The coin, from the sixth to fifth centuries BCE, was found alongside a building from the First Temple period from the seventh century BCE, as well as even earlier evidence for commerce in the form of a shekel weight. The weight would have been used for weighing metals, spices and other commodities.

The shekel weight from the First Temple period uncovered at the site. Photo by Emil Aladjem/Israel Antiquities Authority
The shekel weight from the First Temple period uncovered at the site. Photo by Emil Aladjem/Israel Antiquities Authority

The coin, minted outside of Israel, intentionally split in half to serve as a piece of silver. It was minted with a square stamp embedded into one face. More sophisticated techniques for coins with protruding rather than sunken stamps only appeared later on.

Excavations at the site unearthed an ancient coin, weight and other small artifacts.
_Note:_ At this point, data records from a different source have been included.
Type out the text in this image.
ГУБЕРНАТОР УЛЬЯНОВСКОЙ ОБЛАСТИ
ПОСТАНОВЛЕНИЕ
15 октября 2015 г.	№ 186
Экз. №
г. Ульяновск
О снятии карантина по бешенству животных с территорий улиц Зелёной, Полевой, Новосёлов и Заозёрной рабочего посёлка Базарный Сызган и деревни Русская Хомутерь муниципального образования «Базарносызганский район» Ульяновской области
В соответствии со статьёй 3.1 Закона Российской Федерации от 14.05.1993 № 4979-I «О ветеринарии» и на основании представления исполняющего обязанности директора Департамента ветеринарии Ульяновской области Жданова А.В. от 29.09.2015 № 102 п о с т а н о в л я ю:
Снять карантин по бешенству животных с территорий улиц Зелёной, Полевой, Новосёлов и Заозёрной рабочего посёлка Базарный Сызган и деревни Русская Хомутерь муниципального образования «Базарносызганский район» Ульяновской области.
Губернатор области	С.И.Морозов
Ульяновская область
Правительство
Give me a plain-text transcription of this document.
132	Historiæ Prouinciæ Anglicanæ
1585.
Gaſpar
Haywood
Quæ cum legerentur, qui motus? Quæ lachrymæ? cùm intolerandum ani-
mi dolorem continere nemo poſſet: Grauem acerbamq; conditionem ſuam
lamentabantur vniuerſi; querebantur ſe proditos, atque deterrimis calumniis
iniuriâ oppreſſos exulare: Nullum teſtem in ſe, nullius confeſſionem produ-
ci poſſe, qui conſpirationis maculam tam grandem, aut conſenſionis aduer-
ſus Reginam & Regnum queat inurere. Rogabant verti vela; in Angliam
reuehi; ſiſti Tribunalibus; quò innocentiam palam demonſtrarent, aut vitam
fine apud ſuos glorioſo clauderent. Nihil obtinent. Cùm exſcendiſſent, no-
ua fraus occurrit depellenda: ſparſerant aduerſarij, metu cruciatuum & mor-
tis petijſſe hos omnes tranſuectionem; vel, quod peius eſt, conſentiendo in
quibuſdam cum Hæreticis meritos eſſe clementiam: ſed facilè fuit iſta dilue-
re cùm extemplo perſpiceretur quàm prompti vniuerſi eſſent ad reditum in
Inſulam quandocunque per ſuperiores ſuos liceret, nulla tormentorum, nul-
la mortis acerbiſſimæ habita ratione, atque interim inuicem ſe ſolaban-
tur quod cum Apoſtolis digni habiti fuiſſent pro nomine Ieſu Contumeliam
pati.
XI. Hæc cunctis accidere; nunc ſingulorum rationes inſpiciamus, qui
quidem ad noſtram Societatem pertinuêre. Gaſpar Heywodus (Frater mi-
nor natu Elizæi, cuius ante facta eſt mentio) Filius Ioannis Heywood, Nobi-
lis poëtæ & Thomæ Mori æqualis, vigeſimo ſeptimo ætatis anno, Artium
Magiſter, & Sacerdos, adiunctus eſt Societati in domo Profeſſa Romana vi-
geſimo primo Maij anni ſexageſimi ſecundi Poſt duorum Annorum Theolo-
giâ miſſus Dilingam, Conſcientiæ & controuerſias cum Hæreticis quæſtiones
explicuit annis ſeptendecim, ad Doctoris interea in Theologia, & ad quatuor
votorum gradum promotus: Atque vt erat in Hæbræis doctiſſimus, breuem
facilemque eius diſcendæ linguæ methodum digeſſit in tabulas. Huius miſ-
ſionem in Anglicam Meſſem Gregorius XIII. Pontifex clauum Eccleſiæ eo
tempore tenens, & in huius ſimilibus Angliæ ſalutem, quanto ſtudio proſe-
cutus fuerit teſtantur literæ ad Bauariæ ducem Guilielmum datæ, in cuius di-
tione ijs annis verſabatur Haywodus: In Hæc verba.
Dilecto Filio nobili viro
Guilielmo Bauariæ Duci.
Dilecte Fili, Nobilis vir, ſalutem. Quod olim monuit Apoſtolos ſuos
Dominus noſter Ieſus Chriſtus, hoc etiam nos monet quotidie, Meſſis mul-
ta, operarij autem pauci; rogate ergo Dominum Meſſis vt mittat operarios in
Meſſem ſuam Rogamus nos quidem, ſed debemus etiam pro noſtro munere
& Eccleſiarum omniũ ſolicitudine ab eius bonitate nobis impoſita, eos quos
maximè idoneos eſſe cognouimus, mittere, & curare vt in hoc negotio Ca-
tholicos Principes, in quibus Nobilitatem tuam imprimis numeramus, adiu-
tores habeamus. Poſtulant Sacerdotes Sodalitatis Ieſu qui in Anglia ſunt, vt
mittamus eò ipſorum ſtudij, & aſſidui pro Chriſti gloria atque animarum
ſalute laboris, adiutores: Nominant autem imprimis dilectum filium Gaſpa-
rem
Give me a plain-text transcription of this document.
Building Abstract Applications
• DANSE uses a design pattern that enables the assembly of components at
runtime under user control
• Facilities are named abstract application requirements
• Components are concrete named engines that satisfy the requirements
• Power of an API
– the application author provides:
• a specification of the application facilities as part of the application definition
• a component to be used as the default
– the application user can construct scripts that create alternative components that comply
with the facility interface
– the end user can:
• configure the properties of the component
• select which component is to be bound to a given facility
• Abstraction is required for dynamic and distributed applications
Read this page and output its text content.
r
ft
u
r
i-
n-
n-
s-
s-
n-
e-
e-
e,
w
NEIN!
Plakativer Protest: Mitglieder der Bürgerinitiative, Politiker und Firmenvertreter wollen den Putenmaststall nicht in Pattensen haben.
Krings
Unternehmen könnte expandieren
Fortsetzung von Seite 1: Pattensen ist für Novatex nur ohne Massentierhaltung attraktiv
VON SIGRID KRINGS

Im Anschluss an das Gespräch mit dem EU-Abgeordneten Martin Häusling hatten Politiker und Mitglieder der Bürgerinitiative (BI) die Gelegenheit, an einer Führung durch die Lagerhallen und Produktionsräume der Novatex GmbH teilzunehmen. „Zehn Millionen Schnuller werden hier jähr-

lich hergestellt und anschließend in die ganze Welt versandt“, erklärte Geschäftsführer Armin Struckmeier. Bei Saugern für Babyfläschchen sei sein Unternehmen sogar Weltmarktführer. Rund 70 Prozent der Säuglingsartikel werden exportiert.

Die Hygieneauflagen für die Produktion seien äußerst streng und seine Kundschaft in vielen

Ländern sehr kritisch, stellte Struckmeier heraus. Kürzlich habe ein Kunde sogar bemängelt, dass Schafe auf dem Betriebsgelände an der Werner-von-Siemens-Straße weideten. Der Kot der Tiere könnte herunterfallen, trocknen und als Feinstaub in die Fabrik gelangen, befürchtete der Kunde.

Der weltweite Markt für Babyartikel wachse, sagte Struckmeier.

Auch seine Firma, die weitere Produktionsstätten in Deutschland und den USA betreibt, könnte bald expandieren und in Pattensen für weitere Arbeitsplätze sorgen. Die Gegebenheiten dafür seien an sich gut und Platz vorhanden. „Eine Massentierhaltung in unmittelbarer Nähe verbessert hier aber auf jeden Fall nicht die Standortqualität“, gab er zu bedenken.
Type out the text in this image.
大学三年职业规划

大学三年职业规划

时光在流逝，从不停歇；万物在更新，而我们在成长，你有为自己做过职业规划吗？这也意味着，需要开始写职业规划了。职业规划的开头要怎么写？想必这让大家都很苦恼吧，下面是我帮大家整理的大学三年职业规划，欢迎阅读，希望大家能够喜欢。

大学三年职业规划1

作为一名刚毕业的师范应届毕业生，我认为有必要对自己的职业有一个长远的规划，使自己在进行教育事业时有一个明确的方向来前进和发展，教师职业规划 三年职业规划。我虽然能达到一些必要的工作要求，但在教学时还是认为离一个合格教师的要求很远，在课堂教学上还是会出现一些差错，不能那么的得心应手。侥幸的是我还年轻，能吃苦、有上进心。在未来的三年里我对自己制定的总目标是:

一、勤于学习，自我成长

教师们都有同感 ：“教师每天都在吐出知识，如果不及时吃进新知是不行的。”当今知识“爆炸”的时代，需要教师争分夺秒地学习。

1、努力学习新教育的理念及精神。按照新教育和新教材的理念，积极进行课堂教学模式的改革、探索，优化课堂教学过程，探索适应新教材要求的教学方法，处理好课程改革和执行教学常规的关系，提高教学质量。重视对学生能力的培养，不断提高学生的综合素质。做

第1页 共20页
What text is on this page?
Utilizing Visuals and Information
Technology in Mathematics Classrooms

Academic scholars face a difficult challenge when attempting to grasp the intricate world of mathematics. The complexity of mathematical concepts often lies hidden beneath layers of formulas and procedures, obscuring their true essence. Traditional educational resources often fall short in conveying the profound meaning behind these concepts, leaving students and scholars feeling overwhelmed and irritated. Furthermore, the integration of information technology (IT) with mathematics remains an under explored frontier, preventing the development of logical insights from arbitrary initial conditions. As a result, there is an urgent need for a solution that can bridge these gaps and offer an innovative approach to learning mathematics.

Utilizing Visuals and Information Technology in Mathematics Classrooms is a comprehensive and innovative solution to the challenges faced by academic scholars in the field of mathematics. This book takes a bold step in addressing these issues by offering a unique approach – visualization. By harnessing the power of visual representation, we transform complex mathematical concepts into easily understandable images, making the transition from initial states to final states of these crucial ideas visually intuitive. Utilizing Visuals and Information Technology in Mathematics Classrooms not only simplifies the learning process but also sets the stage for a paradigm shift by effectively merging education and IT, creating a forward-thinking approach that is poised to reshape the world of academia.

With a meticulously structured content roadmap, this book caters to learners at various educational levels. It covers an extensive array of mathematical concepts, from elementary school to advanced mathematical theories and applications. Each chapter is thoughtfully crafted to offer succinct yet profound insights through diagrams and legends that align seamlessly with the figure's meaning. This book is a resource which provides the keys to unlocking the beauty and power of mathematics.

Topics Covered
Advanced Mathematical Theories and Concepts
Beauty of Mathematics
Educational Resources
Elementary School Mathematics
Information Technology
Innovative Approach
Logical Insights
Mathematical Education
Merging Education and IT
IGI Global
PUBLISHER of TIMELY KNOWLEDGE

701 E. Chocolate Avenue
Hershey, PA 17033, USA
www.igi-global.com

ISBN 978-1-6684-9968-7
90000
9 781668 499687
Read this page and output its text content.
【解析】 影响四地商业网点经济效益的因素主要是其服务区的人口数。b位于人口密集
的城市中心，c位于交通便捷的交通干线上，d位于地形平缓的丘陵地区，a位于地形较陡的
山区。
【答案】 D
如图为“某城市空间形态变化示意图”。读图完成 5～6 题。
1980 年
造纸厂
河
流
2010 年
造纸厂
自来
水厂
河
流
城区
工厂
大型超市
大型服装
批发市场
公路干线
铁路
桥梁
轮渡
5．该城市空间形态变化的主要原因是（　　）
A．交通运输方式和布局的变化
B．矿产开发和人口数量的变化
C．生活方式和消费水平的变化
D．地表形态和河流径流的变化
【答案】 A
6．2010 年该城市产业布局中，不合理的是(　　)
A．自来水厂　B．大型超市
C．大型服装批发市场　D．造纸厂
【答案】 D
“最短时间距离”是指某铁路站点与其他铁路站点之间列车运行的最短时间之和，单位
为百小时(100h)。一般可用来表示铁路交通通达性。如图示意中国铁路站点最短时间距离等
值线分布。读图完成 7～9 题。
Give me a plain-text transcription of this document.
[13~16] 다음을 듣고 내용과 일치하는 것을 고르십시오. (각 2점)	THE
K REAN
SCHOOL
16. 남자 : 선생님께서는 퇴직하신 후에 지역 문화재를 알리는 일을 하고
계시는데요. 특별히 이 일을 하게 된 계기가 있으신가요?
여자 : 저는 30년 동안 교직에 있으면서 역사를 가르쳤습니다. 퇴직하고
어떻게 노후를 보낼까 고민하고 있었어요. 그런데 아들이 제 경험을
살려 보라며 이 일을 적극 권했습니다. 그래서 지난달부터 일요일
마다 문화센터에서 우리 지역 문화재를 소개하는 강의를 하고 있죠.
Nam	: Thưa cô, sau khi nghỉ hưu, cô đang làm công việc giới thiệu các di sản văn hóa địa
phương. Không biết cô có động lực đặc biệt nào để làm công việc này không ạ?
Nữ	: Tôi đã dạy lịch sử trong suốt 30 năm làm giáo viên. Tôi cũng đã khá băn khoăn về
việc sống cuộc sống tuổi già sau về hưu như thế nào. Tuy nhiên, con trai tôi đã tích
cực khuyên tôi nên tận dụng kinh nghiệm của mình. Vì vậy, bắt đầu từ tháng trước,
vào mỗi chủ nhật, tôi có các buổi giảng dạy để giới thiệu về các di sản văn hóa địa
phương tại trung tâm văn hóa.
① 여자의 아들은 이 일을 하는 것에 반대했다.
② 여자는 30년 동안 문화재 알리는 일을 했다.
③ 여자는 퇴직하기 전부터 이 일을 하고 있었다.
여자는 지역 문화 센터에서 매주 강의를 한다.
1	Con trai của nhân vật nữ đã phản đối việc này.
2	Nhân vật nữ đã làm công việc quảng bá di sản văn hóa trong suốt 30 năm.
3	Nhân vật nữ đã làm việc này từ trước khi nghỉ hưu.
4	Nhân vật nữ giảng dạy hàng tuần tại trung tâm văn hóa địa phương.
Photo by Emil Aladjem/Israel Antiquities Authority
Excavations at the site unearthed an ancient coin, weight and other small artifacts. Photo by Emil Aladjem/Israel Antiquities Authority

“The coin is extremely rare, joining only half a dozen coins of its type that have been found in archeological excavations in the country,” said Robert Kool, head of the Israel Antiquities Authority Numismatic Department.

“The coin was minted in a period when the use of coins had just begun. The rare find contributes information concerning the way trade was carried out, and the process whereby global commerce moved from payment by weighing silver pieces, to the use of coins.”

Eli Escusido, director of the Israel Antiquities Authority, said, “It is always surprising how important findings are discovered in unexpected places. The tiny coins are a crucial source of information in archaeology. They provide us visual details, inscriptions, and dates. Through a tiny object like a coin, it becomes possible to trace human thought processes and observe that our economic habits have remained largely unchanged for thousands of years – only the technology has changed.”